I’ve brought an old project out of the moth balls recently, the Migraine Diary application I wrote as part of my master’s thesis. It was my first “real” iPhone app and I call tell I didn’t know what I was doing entirely looking through the code. What this has forced me to do, however, is re-learn some of the basics of iOS development and of Apple design patterns. I have been spending some time back in the Apple developer documentation and will probably be posting some of the gotchas that tripped me up two years ago and I’m solving now with the better, more elegant solution.
Navigation controllers are very useful things to have in your app, and are probably the easiest thing to implement WRONG. Two years ago, I assumed any time I needed a navigation bar up top that I needed to create a UINavigationController and make my view the root controller of it. Silly me.
One of the problems I was facing in the Migraine Diary app was changing the back button text when I was one or more levels deep into a navigation controller. My main view was titled “Journal Entries” and my child view “Journal Entry”. By default, the controller will title the back button as “Journal Entries” which you can see clutters up the screen.
I found a lot of ways of hacking the title online, but there is really only one “right way” according to Apple. The button titled “Journal Entries” is actually owned by the parent view.

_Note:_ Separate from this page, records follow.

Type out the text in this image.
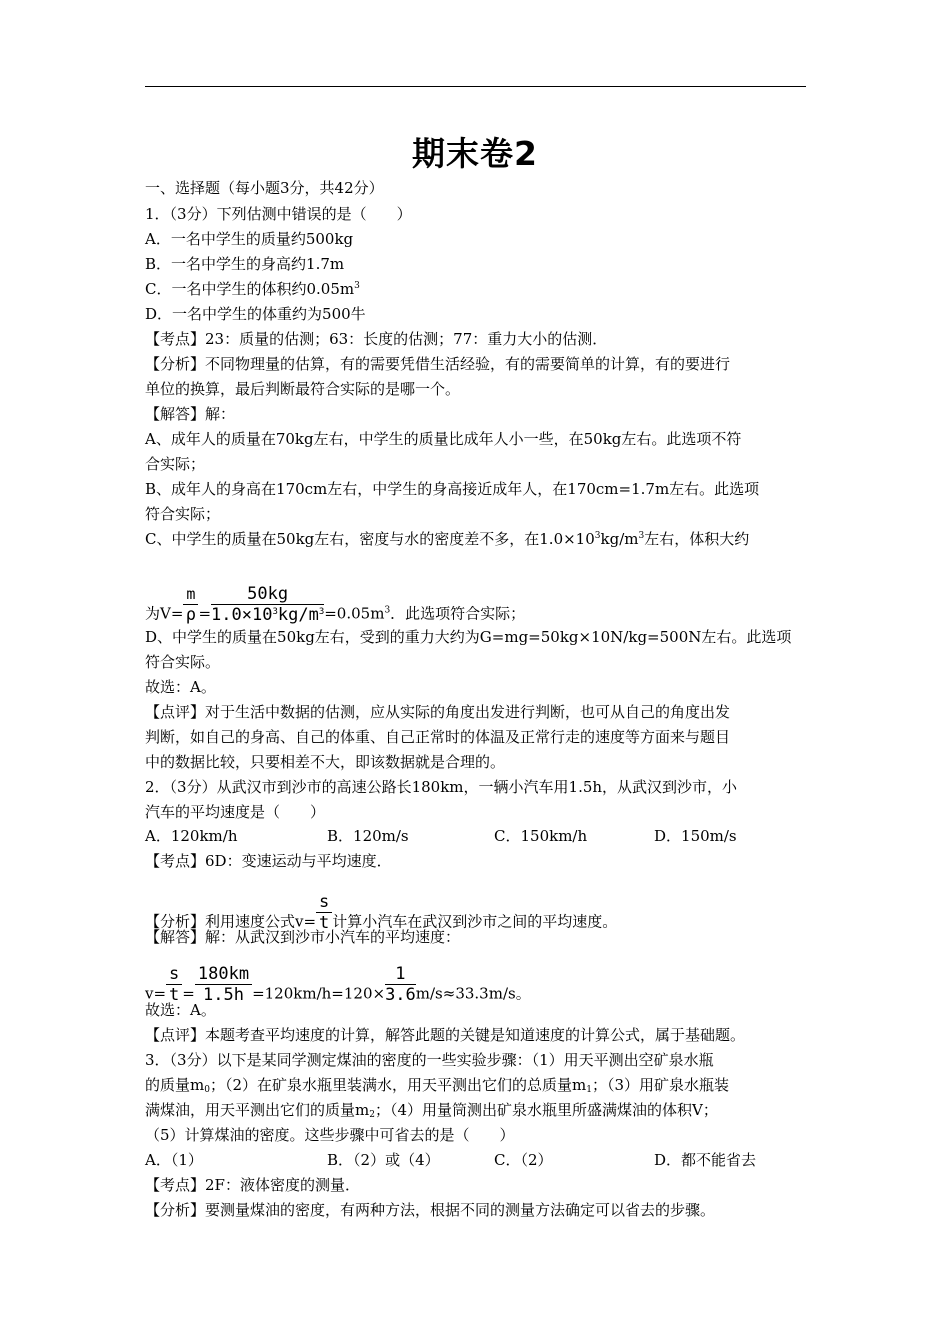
期末卷2
一、选择题（每小题3分，共42分）
1．（3分）下列估测中错误的是（　　）
A．一名中学生的质量约500kg
B．一名中学生的身高约1.7m
C．一名中学生的体积约$0.05m^3$
D．一名中学生的体重约为500牛
【考点】23：质量的估测；63：长度的估测；77：重力大小的估测．
【分析】不同物理量的估算，有的需要凭借生活经验，有的需要简单的计算，有的要进行
单位的换算，最后判断最符合实际的是哪一个。
【解答】解：
A、成年人的质量在70kg左右，中学生的质量比成年人小一些，在50kg左右。此选项不符
合实际；
B、成年人的身高在170cm左右，中学生的身高接近成年人，在170cm=1.7m左右。此选项
符合实际；
C、中学生的质量在50kg左右，密度与水的密度差不多，在$1.0\times 10^3kg/m^3$左右，体积大约
为$V= \frac{m}{\rho} = \frac{50kg}{1.0\times 10^3kg/m^3} =0.05m^3$．此选项符合实际；
D、中学生的质量在50kg左右，受到的重力大约为G=mg=50kg×10N/kg=500N左右。此选项
符合实际。
故选：A。
【点评】对于生活中数据的估测，应从实际的角度出发进行判断，也可从自己的角度出发
判断，如自己的身高、自己的体重、自己正常时的体温及正常行走的速度等方面来与题目
中的数据比较，只要相差不大，即该数据就是合理的。
2．（3分）从武汉市到沙市的高速公路长180km，一辆小汽车用1.5h，从武汉到沙市，小
汽车的平均速度是（　　）
A．120km/h	B．120m/s	C．150km/h	D．150m/s
【考点】6D：变速运动与平均速度．
【分析】利用速度公式$v= \frac{s}{t}$ 计算小汽车在武汉到沙市之间的平均速度。
【解答】解：从武汉到沙市小汽车的平均速度：
$v= \frac{s}{t} = \frac{180km}{1.5h} =120km/h=120\times \frac{1}{3.6} m/s\approx 33.3m/s$。
故选：A。
【点评】本题考查平均速度的计算，解答此题的关键是知道速度的计算公式，属于基础题。
3．（3分）以下是某同学测定煤油的密度的一些实验步骤：（1）用天平测出空矿泉水瓶
的质量$m_0$；（2）在矿泉水瓶里装满水，用天平测出它们的总质量$m_1$；（3）用矿泉水瓶装
满煤油，用天平测出它们的质量$m_2$；（4）用量筒测出矿泉水瓶里所盛满煤油的体积V；
（5）计算煤油的密度。这些步骤中可省去的是（　　）
A．（1）	B．（2）或（4）	C．（2）	D．都不能省去
【考点】2F：液体密度的测量．
【分析】要测量煤油的密度，有两种方法，根据不同的测量方法确定可以省去的步骤。
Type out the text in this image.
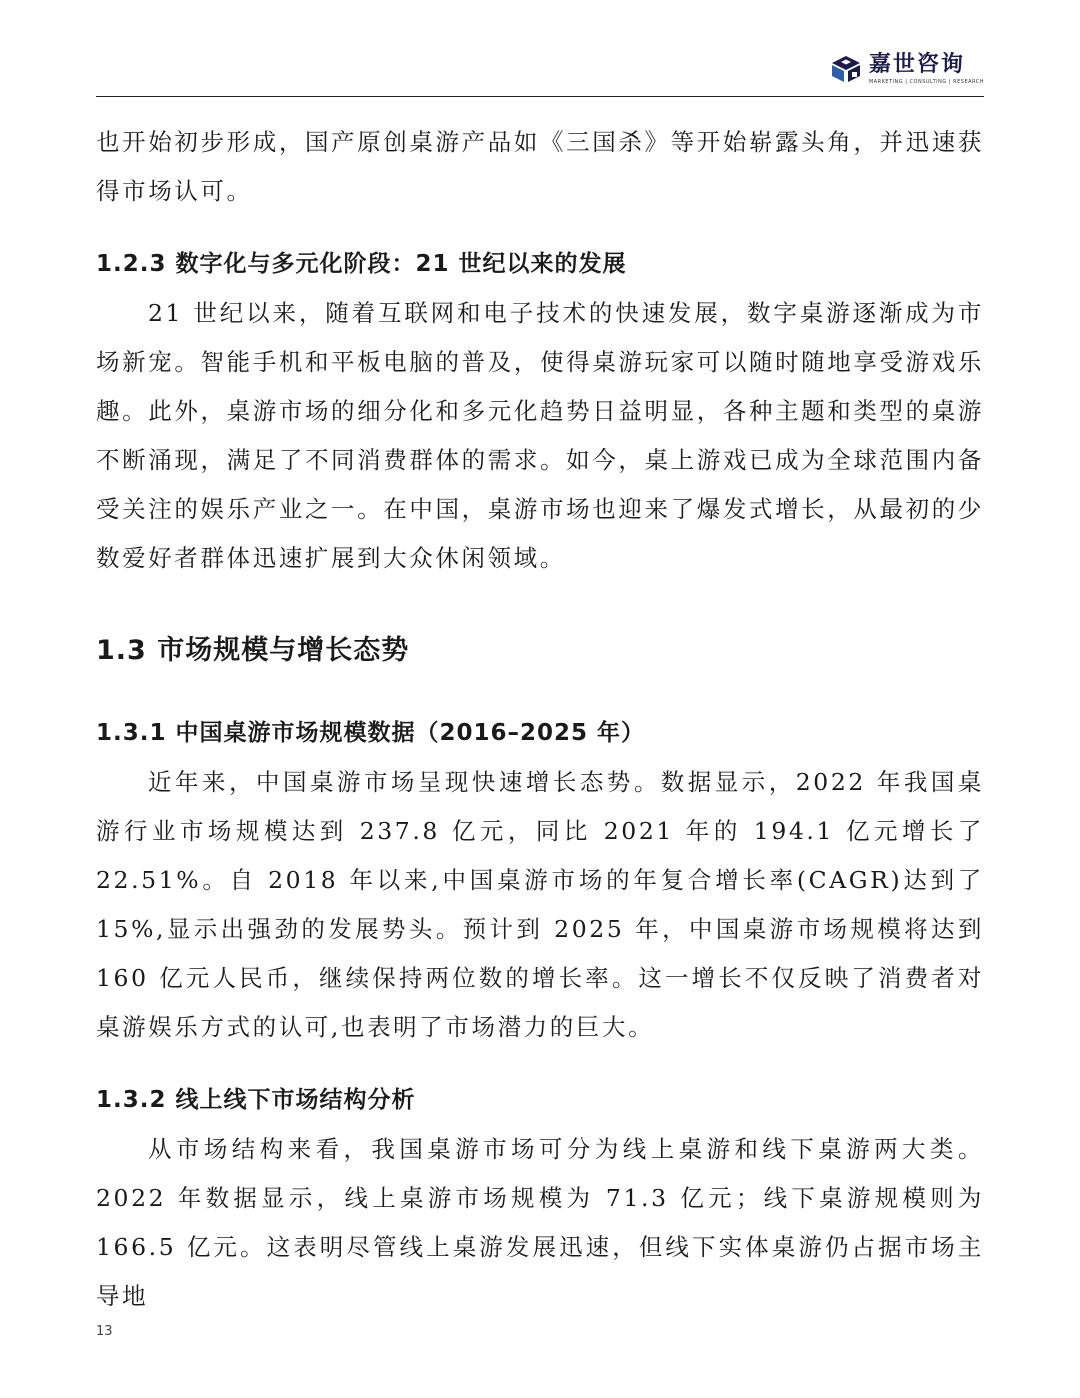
嘉世咨询
MARKETING | CONSULTING | RESEARCH

也开始初步形成，国产原创桌游产品如《三国杀》等开始崭露头角，并迅速获得市场认可。

1.2.3 数字化与多元化阶段：21 世纪以来的发展

21 世纪以来，随着互联网和电子技术的快速发展，数字桌游逐渐成为市场新宠。智能手机和平板电脑的普及，使得桌游玩家可以随时随地享受游戏乐趣。此外，桌游市场的细分化和多元化趋势日益明显，各种主题和类型的桌游不断涌现，满足了不同消费群体的需求。如今，桌上游戏已成为全球范围内备受关注的娱乐产业之一。在中国，桌游市场也迎来了爆发式增长，从最初的少数爱好者群体迅速扩展到大众休闲领域。

1.3 市场规模与增长态势
1.3.1 中国桌游市场规模数据（2016–2025 年）

近年来，中国桌游市场呈现快速增长态势。数据显示，2022 年我国桌游行业市场规模达到 237.8 亿元，同比 2021 年的 194.1 亿元增长了 22.51%。自 2018 年以来,中国桌游市场的年复合增长率(CAGR)达到了 15%,显示出强劲的发展势头。预计到 2025 年，中国桌游市场规模将达到 160 亿元人民币，继续保持两位数的增长率。这一增长不仅反映了消费者对桌游娱乐方式的认可,也表明了市场潜力的巨大。

1.3.2 线上线下市场结构分析

从市场结构来看，我国桌游市场可分为线上桌游和线下桌游两大类。2022 年数据显示，线上桌游市场规模为 71.3 亿元；线下桌游规模则为 166.5 亿元。这表明尽管线上桌游发展迅速，但线下实体桌游仍占据市场主导地

13
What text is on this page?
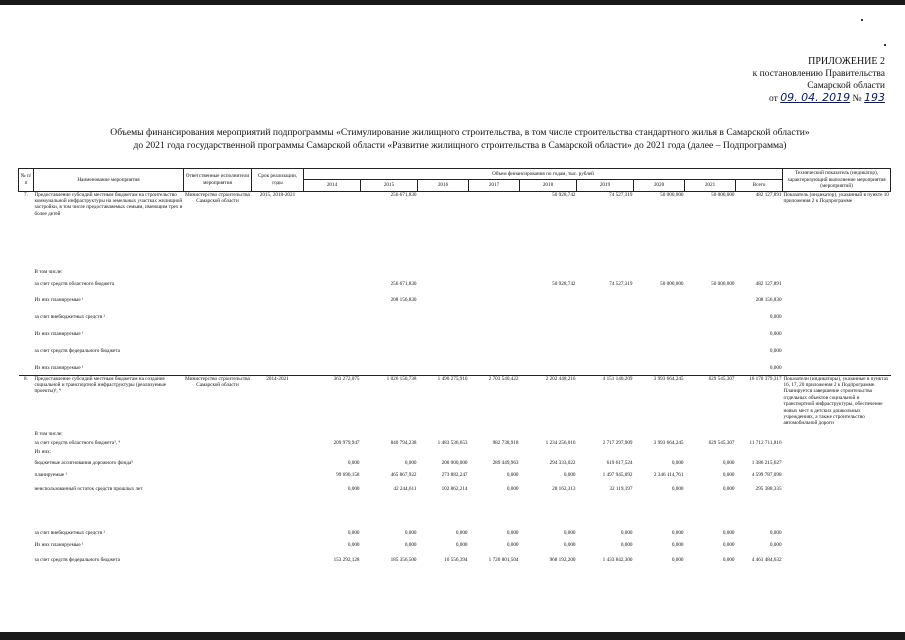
ПРИЛОЖЕНИЕ 2
к постановлению Правительства
Самарской области
от 09. 04. 2019 № 193
Объемы финансирования мероприятий подпрограммы «Стимулирование жилищного строительства, в том числе строительства стандартного жилья в Самарской области»
до 2021 года государственной программы Самарской области «Развитие жилищного строительства в Самарской области» до 2021 года (далее – Подпрограмма)
№ п/п	Наименование мероприятия	Ответственные исполнители мероприятия	Срок реализации, годы	Объем финансирования по годам, тыс. рублей									Технический показатель (индикатор), характеризующий выполнение мероприятия (мероприятий)
				2014	2015	2016	2017	2018	2019	2020	2021	Всего	
7.	Предоставление субсидий местным бюджетам на строительство коммунальной инфраструктуры на земельных участках жилищной застройки, в том числе предоставляемых семьям, имеющим трех и более детей	Министерство строительства Самарской области	2015, 2018-2021		256 671,830			50 928,742	74 527,319	50 000,000	50 000,000	482 127,891	Показатель (индикатор), указанный в пункте 10 приложения 2 к Подпрограмме
	В том числе:												
	за счет средств областного бюджета				256 671,830			50 928,742	74 527,319	50 000,000	50 000,000	482 127,891	
	Из них планируемые ¹				208 156,830							208 156,830	
	за счет внебюджетных средств ²											0,000	
	Из них планируемые ¹											0,000	
	за счет средств федерального бюджета											0,000	
	Из них планируемые ¹											0,000	
8.	Предоставление субсидий местным бюджетам на создание социальной и транспортной инфраструктуры (реализуемые проекты)³, ⁴	Министерство строительства Самарской области	2014-2021	363 272,075	1 026 150,738	1 490 275,916	2 703 540,422	2 202 448,216	4 151 140,209	3 993 664,245	629 545,307	16 170 379,317	Показатели (индикаторы), указанные в пунктах 16, 17, 20 приложения 2 к Подпрограмме. Планируется завершение строительства отдельных объектов социальной и транспортной инфраструктуры, обеспечение новых мест в детских дошкольных учреждениях, а также строительство автомобильной дороги
	В том числе:												
	за счет средств областного бюджета³, ⁴			209 979,947	840 794,238	1 483 536,653	982 738,918	1 234 256,016	2 717 297,909	3 993 664,245	629 545,307	11 712 711,816	
	Из них:												
	бюджетные ассигнования дорожного фонда⁵			0,000	0,000	200 000,000	289 449,963	294 333,022	619 617,524	0,000	0,000	1 386 215,627	
	планируемые ¹			99 690,158	465 867,922	273 882,247	0,000	0,000	1 497 945,092	2 346 114,761	0,000	4 599 787,098	
	неиспользованный остаток средств прошлых лет			0,000	42 244,611	102 862,214	0,000	28 162,313	32 119,197	0,000	0,000	295 388,335	
	за счет внебюджетных средств ²			0,000	0,000	0,000	0,000	0,000	0,000	0,000	0,000	0,000	
	Из них планируемые ¹			0,000	0,000	0,000	0,000	0,000	0,000	0,000	0,000	0,000	
	за счет средств федерального бюджета			153 292,128	185 356,500	10 556,394	1 720 801,504	968 192,200	1 433 842,300	0,000	0,000	4 461 484,632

Before you push the child view onto the navigation controller, do something like this:
UIBarButtonItem *backButton = [[UIBarButtonItem alloc] initWithTitle:@”Back” style:UIBarButtonItemStyleBordered target:nil action:nil];
[[self navigationItem] setBackBarButtonItem:backButton];
[backButton release];
Take note that you’re referring to [self navigationItem] not [[self navigationController] navigationItem] since you are in the PARENT controller.